GIP & GLP-1 directly activate, the GLP-one receptor and produce improvements in glucose tolerance, as well as modest weight loss.

GLP-1 agonists associated with weight loss: Generally about 2 to 4 kg in most patients.

GLP-1 agonists associated with HbA1C decreases: Exenatide usually lowers A1C by by 0.5% to 1.0% from baseline; liraglutide lowers A1C up to 1.6%.

Postprandial glucose lowering is similar to insulin treatment.

Blood pressure reduction associated with approximately 2 to 5 mm Hg reduction.

DPP-4 inhibitors:

Are weight neutral.

Decreases HbA1C decrease by 0.5% to 0.8%.

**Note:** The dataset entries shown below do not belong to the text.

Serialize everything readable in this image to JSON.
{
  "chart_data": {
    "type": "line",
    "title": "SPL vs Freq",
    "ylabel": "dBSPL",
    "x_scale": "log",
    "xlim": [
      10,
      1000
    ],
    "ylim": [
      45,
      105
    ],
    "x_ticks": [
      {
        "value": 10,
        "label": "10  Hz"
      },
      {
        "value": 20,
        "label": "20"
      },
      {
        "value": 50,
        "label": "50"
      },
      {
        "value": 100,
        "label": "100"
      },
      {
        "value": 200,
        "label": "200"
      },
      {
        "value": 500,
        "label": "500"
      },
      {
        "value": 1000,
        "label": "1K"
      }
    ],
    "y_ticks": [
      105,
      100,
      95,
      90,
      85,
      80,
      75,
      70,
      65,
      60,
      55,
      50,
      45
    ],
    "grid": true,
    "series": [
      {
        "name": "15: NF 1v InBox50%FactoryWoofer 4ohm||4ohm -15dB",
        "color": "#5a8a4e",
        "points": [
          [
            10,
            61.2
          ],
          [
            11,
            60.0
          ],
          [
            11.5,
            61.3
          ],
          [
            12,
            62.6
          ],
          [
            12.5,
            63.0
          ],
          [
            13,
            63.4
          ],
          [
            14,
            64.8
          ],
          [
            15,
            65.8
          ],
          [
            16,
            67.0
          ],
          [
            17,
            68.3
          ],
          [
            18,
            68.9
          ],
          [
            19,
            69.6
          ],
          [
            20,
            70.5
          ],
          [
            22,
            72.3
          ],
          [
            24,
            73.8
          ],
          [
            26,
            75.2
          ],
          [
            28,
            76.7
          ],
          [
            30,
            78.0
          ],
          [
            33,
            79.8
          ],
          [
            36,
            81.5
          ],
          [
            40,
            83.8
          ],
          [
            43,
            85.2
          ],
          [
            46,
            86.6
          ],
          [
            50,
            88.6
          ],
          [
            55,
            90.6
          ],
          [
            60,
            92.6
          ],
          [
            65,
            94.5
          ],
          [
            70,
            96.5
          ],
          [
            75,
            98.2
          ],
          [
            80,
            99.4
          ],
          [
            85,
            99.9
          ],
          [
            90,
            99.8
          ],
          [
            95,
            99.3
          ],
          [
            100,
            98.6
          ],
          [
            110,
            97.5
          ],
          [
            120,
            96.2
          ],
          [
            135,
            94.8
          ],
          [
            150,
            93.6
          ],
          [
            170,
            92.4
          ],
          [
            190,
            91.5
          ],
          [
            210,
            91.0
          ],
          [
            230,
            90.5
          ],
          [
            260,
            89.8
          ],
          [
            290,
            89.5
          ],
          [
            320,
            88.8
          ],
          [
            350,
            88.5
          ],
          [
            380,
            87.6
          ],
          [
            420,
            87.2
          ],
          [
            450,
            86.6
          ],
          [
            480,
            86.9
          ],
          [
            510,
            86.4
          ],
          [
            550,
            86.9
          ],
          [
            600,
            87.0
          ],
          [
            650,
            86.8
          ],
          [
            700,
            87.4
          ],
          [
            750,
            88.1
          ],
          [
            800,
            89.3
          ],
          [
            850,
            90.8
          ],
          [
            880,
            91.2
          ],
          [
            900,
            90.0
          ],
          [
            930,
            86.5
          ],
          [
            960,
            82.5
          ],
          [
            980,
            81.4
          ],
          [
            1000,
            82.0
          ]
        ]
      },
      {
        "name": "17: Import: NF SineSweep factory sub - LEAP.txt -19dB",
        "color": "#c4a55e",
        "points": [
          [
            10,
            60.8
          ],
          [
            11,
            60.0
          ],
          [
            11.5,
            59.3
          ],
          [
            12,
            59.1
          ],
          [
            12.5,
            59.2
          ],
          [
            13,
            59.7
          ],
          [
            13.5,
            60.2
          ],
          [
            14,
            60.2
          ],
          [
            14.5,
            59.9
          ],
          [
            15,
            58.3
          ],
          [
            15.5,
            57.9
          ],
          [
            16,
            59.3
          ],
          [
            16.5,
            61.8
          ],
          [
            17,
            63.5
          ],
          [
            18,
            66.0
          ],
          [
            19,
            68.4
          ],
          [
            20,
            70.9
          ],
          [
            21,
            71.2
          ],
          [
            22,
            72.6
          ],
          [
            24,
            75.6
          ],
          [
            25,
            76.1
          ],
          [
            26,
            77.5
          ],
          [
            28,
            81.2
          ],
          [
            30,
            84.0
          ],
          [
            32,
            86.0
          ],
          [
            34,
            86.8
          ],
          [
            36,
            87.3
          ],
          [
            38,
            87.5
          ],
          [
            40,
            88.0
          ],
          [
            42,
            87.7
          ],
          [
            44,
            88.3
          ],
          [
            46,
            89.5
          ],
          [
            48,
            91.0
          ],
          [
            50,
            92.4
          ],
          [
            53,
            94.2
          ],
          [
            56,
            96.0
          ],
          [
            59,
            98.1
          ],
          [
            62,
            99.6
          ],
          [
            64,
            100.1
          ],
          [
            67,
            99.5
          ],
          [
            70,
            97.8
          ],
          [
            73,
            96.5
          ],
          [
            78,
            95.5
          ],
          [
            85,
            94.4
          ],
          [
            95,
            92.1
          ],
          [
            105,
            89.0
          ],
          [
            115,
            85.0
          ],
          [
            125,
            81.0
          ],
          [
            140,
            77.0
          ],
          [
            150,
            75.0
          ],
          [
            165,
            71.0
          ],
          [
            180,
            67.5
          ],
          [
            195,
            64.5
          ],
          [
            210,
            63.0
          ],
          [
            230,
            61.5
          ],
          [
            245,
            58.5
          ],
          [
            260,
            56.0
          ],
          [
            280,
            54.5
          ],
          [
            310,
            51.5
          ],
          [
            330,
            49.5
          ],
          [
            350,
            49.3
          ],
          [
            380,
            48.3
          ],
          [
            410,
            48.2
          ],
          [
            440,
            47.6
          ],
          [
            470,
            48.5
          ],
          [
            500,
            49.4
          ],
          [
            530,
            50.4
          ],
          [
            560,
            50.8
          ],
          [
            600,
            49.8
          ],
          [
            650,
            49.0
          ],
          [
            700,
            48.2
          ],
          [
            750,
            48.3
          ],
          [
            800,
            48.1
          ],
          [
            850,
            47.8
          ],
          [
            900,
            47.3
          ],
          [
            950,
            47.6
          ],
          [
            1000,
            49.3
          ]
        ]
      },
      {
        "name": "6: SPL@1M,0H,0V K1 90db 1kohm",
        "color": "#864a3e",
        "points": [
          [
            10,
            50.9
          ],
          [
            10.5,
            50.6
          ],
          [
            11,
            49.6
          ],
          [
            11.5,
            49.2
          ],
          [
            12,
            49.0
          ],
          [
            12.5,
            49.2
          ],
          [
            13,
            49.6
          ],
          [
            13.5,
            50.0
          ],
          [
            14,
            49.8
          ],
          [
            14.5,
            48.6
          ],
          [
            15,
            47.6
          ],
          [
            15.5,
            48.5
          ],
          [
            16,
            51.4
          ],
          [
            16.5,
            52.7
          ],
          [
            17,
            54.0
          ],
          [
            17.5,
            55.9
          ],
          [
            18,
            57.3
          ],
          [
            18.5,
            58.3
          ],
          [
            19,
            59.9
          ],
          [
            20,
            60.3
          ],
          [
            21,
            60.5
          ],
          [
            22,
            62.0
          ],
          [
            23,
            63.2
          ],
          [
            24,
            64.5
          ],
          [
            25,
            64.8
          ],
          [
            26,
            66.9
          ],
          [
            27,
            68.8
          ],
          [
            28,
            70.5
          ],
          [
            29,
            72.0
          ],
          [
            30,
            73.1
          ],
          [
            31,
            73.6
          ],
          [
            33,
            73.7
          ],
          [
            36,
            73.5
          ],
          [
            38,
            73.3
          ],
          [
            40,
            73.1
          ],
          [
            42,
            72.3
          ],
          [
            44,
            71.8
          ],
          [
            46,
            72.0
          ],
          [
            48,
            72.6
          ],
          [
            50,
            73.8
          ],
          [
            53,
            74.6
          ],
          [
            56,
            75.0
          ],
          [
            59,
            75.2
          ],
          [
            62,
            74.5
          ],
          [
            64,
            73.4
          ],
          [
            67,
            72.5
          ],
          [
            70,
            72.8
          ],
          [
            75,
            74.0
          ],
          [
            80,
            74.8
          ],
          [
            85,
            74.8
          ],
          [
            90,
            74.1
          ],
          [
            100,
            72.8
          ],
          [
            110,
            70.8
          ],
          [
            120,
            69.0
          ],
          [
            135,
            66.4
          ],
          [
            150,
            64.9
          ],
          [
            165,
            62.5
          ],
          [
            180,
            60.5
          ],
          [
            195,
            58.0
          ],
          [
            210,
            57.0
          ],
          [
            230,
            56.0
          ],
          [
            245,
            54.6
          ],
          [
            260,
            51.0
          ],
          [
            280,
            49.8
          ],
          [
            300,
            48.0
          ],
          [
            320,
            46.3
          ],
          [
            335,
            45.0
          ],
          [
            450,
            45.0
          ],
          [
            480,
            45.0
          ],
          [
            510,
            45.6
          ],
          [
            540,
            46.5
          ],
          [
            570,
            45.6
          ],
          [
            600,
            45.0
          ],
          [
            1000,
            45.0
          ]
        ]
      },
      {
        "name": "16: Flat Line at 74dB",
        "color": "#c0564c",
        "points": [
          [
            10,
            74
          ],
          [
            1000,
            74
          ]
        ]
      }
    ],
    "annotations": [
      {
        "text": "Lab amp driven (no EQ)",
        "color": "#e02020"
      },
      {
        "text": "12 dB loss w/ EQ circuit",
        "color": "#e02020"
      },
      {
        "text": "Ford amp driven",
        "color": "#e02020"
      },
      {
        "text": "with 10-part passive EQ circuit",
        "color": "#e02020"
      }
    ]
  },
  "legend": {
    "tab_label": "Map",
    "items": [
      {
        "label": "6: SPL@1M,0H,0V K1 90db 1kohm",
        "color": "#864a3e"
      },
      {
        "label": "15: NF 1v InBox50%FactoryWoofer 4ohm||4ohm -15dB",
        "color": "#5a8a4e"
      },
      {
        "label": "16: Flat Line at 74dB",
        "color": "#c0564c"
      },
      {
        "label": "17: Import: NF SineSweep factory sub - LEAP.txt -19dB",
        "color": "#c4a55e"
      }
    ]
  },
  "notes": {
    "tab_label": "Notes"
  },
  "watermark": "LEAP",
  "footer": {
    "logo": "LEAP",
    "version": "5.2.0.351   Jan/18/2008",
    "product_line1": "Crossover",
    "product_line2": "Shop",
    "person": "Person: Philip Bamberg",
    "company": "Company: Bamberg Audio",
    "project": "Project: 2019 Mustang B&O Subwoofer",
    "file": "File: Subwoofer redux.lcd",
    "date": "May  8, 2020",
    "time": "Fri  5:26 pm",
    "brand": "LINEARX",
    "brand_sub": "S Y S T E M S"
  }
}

Postprandial glucose is lowered.

Blood pressure reduction occurs only in patients with established arterial hypertension.

GLP-1 agonists may have the potential to increase risk because GLP-1 receptors are found in meninges, thyroid, pancreas, renal tubules, and bone.

Acute pancreatitis may be associated with GLP-1 agonists, especially exenatide.

GLP-1 agonists are contraindicated in patients with multiple endocrine neoplasia type 2

GLP-1agonists should be avoided in patients with genetic predisposition to thyroid cancer, or personal or family history of medullary thyroid carcinoma.

Liraglutide is linked to increased risk of thyroid tumors

GLP-1agonists are not indicated for those with stage 4 or 5 chronic kidney disease.

GLP-1agonists associated with nausea and GI distress which tends to decrease over time.

Less GI distress with liraglutide.

Long-acting GLP-1agonists associated with mildly increased heart rate by 2 to 5 beats per minute.

DPP-4 inhibitors

The DPP-4 enzyme is found in the cell membranes of numerous tissues throughout the body, including immune cells, which has raised some concerns about their long-term safety.

DPP-4 inhibitors carry potential increased risk for: Serious allergic and hypersensitivity reactions have been linked to sitagliptin, and acute pancreatitis, especially for sitagliptin.